Bipartisanship has a better name than it should: As often as not, it yields an anodyne moderation that is unequal to the tasks facing the nation. Last year, President Obama scaled back the stimulus bill in hopes of attracting GOP support (he got none), when we now realize the stimulus needed to be larger and longer. The fabled 9/11 Report was produced by a bipartisan consensus and was one of the most internally contradictory texts ever produced. People confuse bipartisanship with consensus, with acting in the national interest, when in fact it can merely result in even less useful or effective policies that conflate the interests of the two parties.
Still, of all the many worries we should entertain about the country’s political life, the greatest is surely the general loss of confidence in government per se, the sense that government is some alien force obnoxious to our lives and interests, the idea that Washington is incapable of accomplishing anything good. This profoundly anti-democratic (small ‘d’) sensibility is first and foremost a moral failing, trusting in impersonal forces like "the market" or "science," rather than in our human capacity for self-governance. And so even if bipartisanship is only a facsimile of consensus, and not the genuine article, a facsimile is better than nothing.
And, so, the swearing in of Senator Scott Brown yesterday represents a sign of hope for the country, and especially for the Democrats. Yes, in the short term, the Dems took the hit. But, going forward, Republicans cannot escape responsibility for governance and Democrats know going in to every debate that they must bring along some GOP Senators. As well, when you have five moderate Republicans on board, you do not have to jump to Sen. Lieberman’s mood swings. The resulting policies may or may not be improved in terms of delivering health care, prosecuting terrorists or jump starting the economy. But, the underlying concern, the concern to show that government can accomplish something on behalf of the citizens who elected it, that will be strengthened.
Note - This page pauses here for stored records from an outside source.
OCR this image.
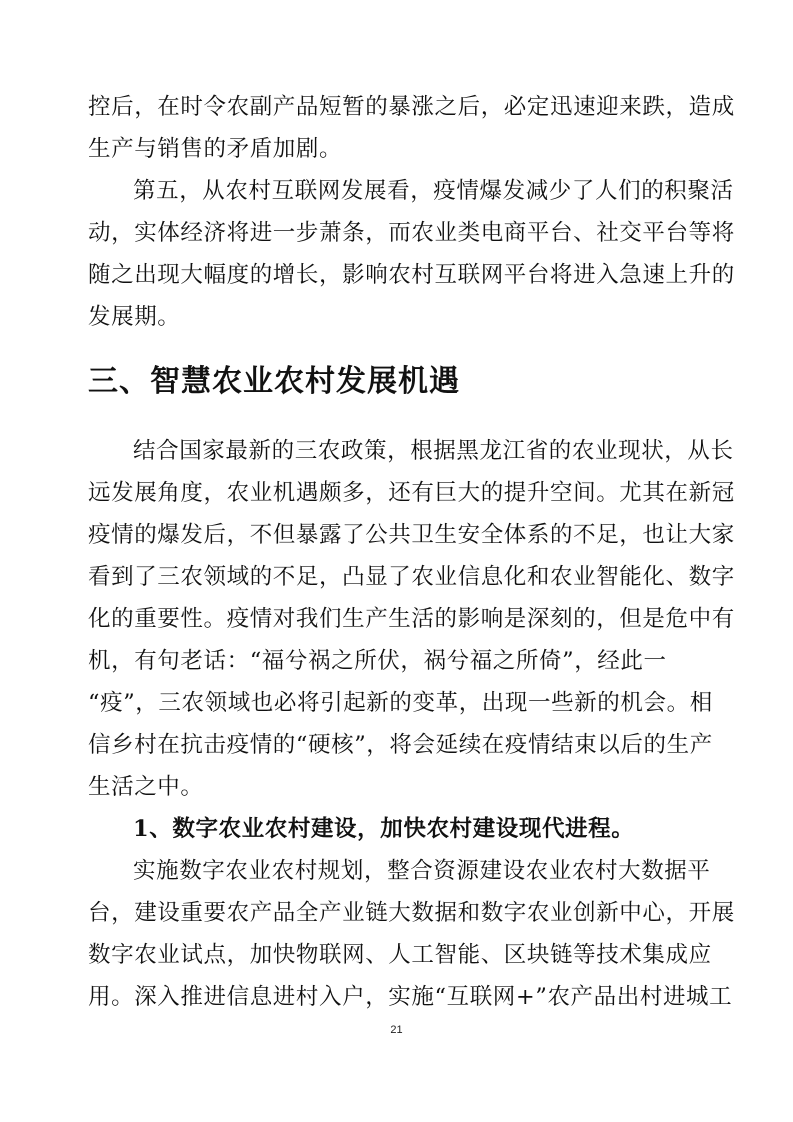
控后，在时令农副产品短暂的暴涨之后，必定迅速迎来跌，造成
生产与销售的矛盾加剧。
第五，从农村互联网发展看，疫情爆发减少了人们的积聚活
动，实体经济将进一步萧条，而农业类电商平台、社交平台等将
随之出现大幅度的增长，影响农村互联网平台将进入急速上升的
发展期。
三、智慧农业农村发展机遇
结合国家最新的三农政策，根据黑龙江省的农业现状，从长
远发展角度，农业机遇颇多，还有巨大的提升空间。尤其在新冠
疫情的爆发后，不但暴露了公共卫生安全体系的不足，也让大家
看到了三农领域的不足，凸显了农业信息化和农业智能化、数字
化的重要性。疫情对我们生产生活的影响是深刻的，但是危中有
机，有句老话：“福兮祸之所伏，祸兮福之所倚”，经此一
“疫”，三农领域也必将引起新的变革，出现一些新的机会。相
信乡村在抗击疫情的“硬核”，将会延续在疫情结束以后的生产
生活之中。
1、数字农业农村建设，加快农村建设现代进程。
实施数字农业农村规划，整合资源建设农业农村大数据平
台，建设重要农产品全产业链大数据和数字农业创新中心，开展
数字农业试点，加快物联网、人工智能、区块链等技术集成应
用。深入推进信息进村入户，实施“互联网+”农产品出村进城工
21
Senator Brown, of course, will stand for re-election some day and if he likes being a Senator he is likely to be mindful of the progressive views of many Bay State voters, especially on social issues. It will be curious to see how the GOP treats him: They love him today, but this is a pro-choice Republican who has made his peace with gay marriage. And, he posed nude for a magazine. This is not a Jerry Falwell Republican. And, he voted for a health care bill in Massachusetts that has many of the features to which the Republicans object in the current reform effort at the national level. Sen. Brown needs to be careful lest he find himself as the second Senator from Massachusetts to be for something before he was against it.
Maybe the prospect of another snow storm has my thoughts turning in decidedly Augustinian ways this morning. To regain confidence in government seems like such a small thing, and bipartisanship seems like such a small means towards that admittedly small end. But, it is not a small thing after all. It is the last myth of Reaganism, the myth that government is not the solution to our nation’s ills but the problem. The myth is in the participle. Reagan was right that government is not "the" solution, but it may be "a" solution. It may be "a" problem but it is not "the" problem. Whatever else it is, government is a creation of ourselves and will be as good or as bad as we insist that it be. The new Senator from Massachusetts, like the still new President from Illinois, are in their positions of governance because we sent them there.